Le Nazioni Unite hanno dichiarato che intensificare l’offensiva su Rafah non farebbe altro che «aumentare quello che è già un incubo umanitario», ostacolando ulteriormente «un’operazione umanitaria già limitata dall’insicurezza, dalle infrastrutture danneggiate e dalle restrizioni di accesso». L’alto commissario delle Nazioni Unite per i diritti umani, Volker Türk, ha rilasciato alcune dichiarazioni secondo le quali la diffusa distruzione di infrastrutture civili a Gaza da parte dell'Idf «equivale a una grave violazione della Quarta Convenzione di Ginevra e a un crimine di guerra».

L’Unicef ha invitato pubblicamente tutte le parti ad astenersi da un'escalation militare a Rafah, avvertendo che nella zona sono presenti più di 600.000 bambini. «Abbiamo bisogno che gli ultimi ospedali, rifugi, mercati e sistemi idrici rimasti a Gaza rimangano funzionanti», ha detto Catherine Russell, direttore esecutivo dell'Unicef. «Senza di loro, la fame e le malattie saliranno alle stelle, uccidendo più bambini».

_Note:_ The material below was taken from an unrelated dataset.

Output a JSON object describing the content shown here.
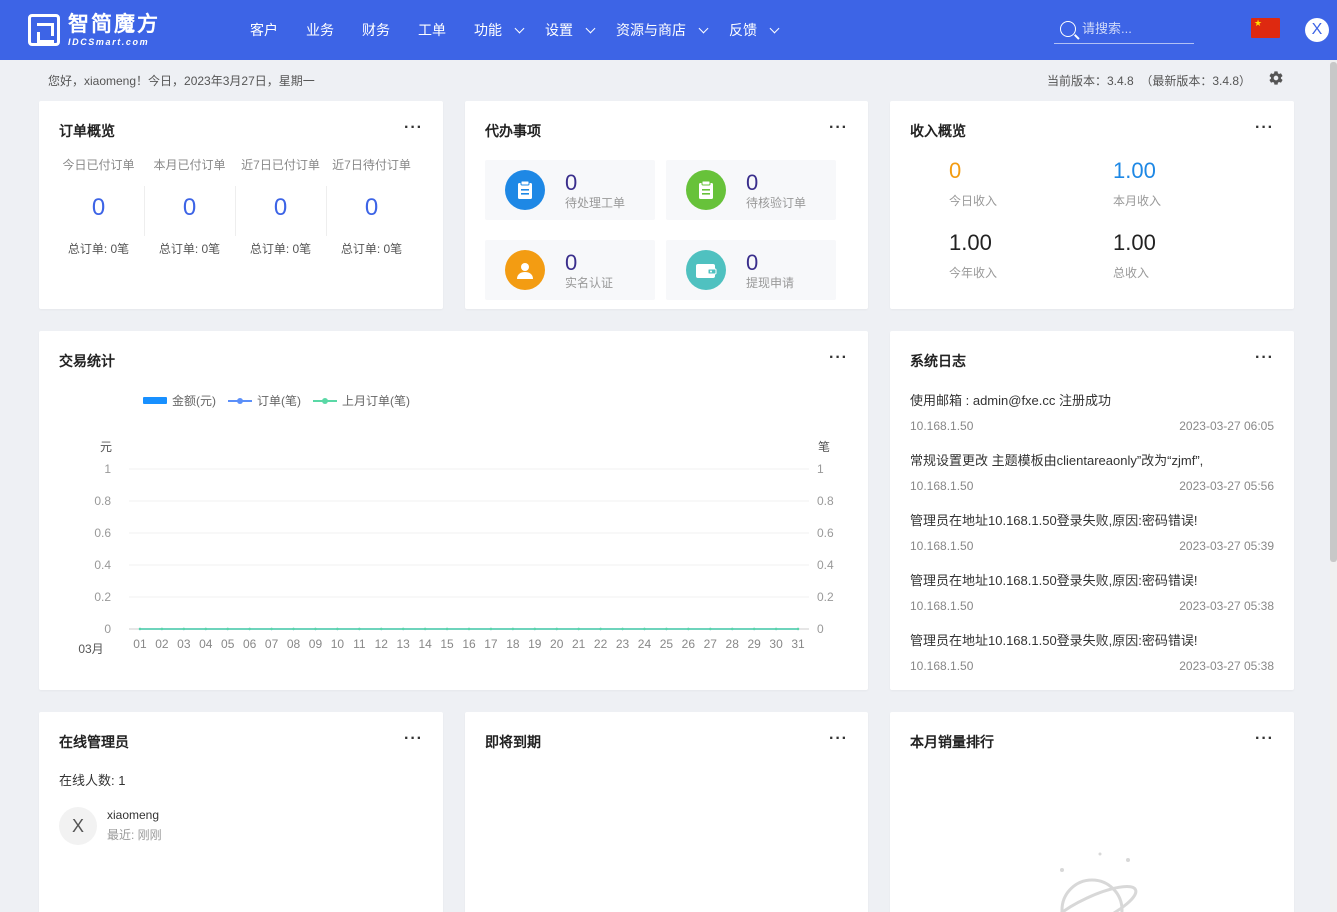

Intanto continuano le proteste israeliane per bloccare l’accesso degli aiuti umanitari nella Striscia. Secondo quanto riportato da Al Jazeera, diversi protestanti si sono radunati al valico di Nitzana con il confine egiziano, bloccando l’ingresso dei camion. Almog Booker, un reporter di Channel 13, ha pubblicato su X alcuni video delle manifestazioni.

Incontro a Riad

A seguito della visita in Medio Oriente di Antony Blinken, il ministro degli Esteri dell'Arabia Saudita, il principe Faisal bin Farhan, ha convocato a Riad un incontro con i ministri degli Esteri del Qatar, Egitto, Giordania ed Emirati Arabi Uniti, insieme al segretario generale del comitato esecutivo dell'Organizzazione per la Liberazione della Palestina Hussein al Sheikh, per discutere del conflitto tra Israele e Hamas.

I ministri arabi hanno sottolineato la necessità di aumentare gli sforzi per prevenire l'espansione del conflitto a Gaza e per arrivare a un cessate il fuoco completo che possa condurre verso l’attuazione della soluzione dei due Stati.

Due alti diplomatici hanno confermato a Times of Israel che durante l’incontro i ministri hanno deciso di portare avanti un piano per la riabilitazione della Striscia di Gaza e la creazione di uno Stato palestinese dopo la guerra.